Approaches and Results: Consistent with transcriptional activation of BCL6 by ERK-activation, ERK-downstream
transcription factors CREB1, ELK1, EGR1 and AP1-transcription factors (JUND, C-JUN)
bound to the BCL6 locus in human B cells. In addition, pharmacological inhibition of MAP2K1/2
(MEK1/2) markedly reduced NRASG12D-mediated Bcl6 induction. We then validated the role of Erk-signaling
in an independent experimental setting based on a mutant BrafV600E knock-in mouse model
in which expression of the constitutively active BrafV600E mutant is induced by Cre-mediated excision
of a Stop-cassette (LSL-BrafV600E). Upon expression of the Braf mutant, Bcl6 mRNA and protein levels
as well as phosphorylation of Erk1/2-T202/Y204 were considerably elevated. We next studied whether
pharmacological activation of ERK in patient-derived B-ALL cells had the same effect on BCL6
expression. Pharmacological reactivation of ERK (BCI-215) markedly derepressed BCL6 expression in
Ph+ B-ALL cells. In contrast, BCL6 levels were reduced upon pharmacological inhibition of ERK-activity
(trametinib) in patient-derived KRASG12V B-ALL cells. Altogether, our findings illuminated the central
role of Erk-signaling in positive regulation of Bcl6 expression.
To address a potential role of BCL6 in RAS-driven B-ALL, we established a genetic model for 4-OHT-inducible
Cre-mediated deletion of Bcl6 in NRASG12D-transformed B-ALL cells. Genetic ablation of Bcl6
resulted in rapid depletion of cells from cell culture and compromised colony formation. Importantly,
Bcl6-deletion prevented leukemia-initiation in transplant recipient mice. Likewise, patient-derived
RAS-driven B-ALL cells were highly sensitive to pharmacological inhibition of BCL6 using peptide (RI-BPI)

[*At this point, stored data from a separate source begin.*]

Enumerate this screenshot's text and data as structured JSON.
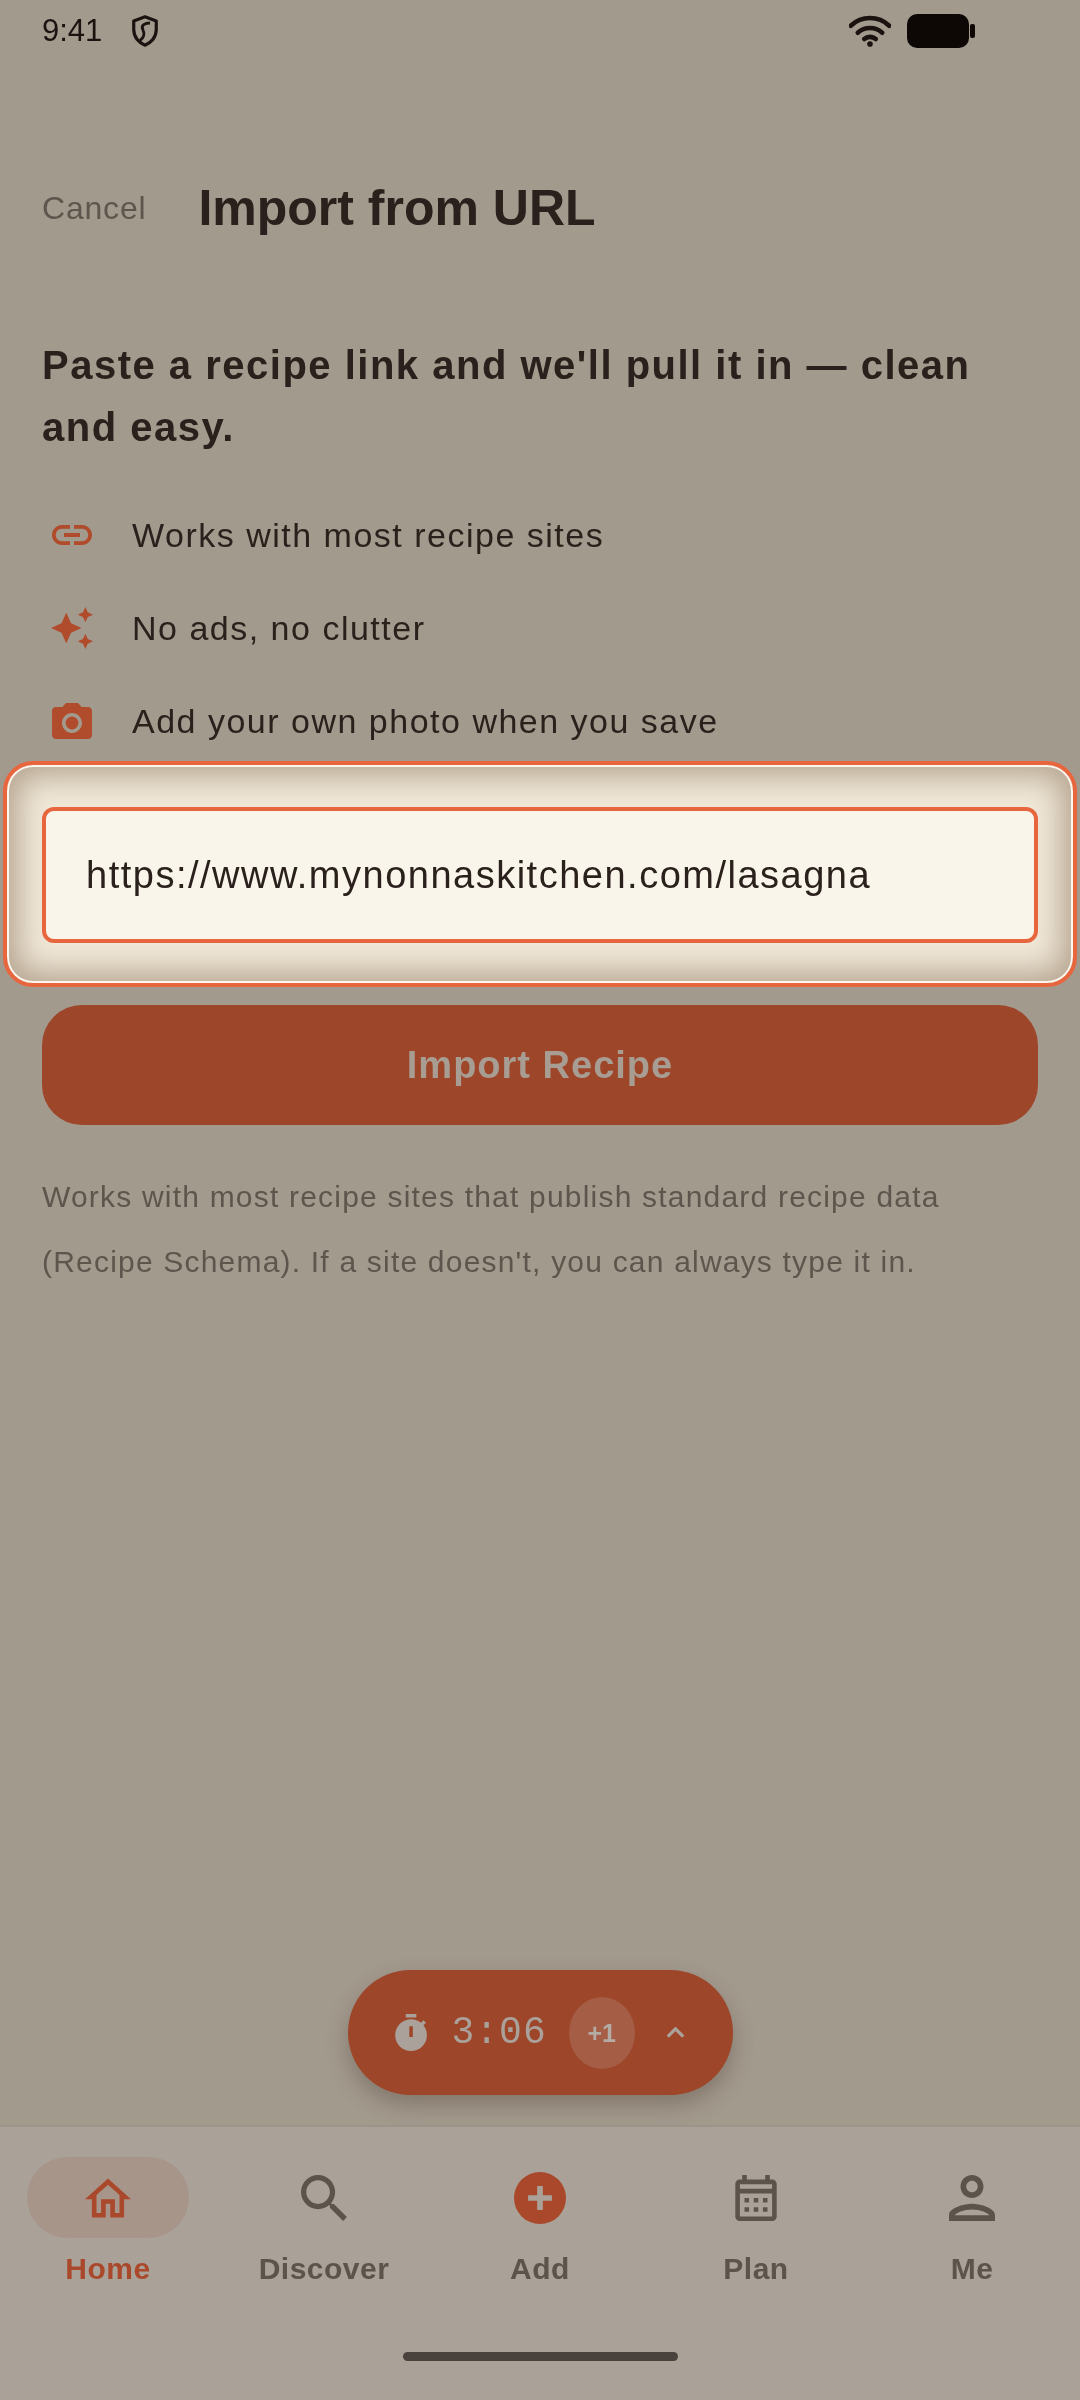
{
  "status_bar": {
    "time": "9:41"
  },
  "header": {
    "cancel": "Cancel",
    "title": "Import from URL"
  },
  "intro": "Paste a recipe link and we'll pull it in — clean and easy.",
  "features": [
    "Works with most recipe sites",
    "No ads, no clutter",
    "Add your own photo when you save"
  ],
  "url_field": {
    "value": "https://www.mynonnaskitchen.com/lasagna",
    "highlighted": true
  },
  "import_button": {
    "label": "Import Recipe"
  },
  "note": "Works with most recipe sites that publish standard recipe data (Recipe Schema). If a site doesn't, you can always type it in.",
  "timer": {
    "time": "3:06",
    "add_button": "+1"
  },
  "bottom_nav": [
    {
      "label": "Home",
      "selected": true
    },
    {
      "label": "Discover",
      "selected": false
    },
    {
      "label": "Add",
      "selected": false
    },
    {
      "label": "Plan",
      "selected": false
    },
    {
      "label": "Me",
      "selected": false
    }
  ]
}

and small molecule (FX1) inhibitors. Mechanistically, BCL6 repressed ERK-induced expression of
the tumor suppressor PRDM1, which orchestrated gene expression programs of apoptosis and cell
cycle arrest. Consistent with this scenario, genetic or pharmacological inhibition of Bcl6 induced
aberrant Prdm1 expression, while shRNA-mediated knockdown of Prdm1 largely rescued Bcl6-
deficiency in RAS-driven B-ALL cells.
Conclusions: While a previous genetic screen identified BCL6 as a factor that circumvents RAS-mediated
oncogene-induced senescence (Shvarts et al., 2002), we here demonstrated a new
mechanism by which BCL6 contributes to RAS-driven B-cell leukemogenesis. Namely, BCL6 curbs ERK-mediated
induction of PRDM1 expression to promote leukemogenesis and this mechanism can be
exploited as synthetic lethality in the treatment of this disease.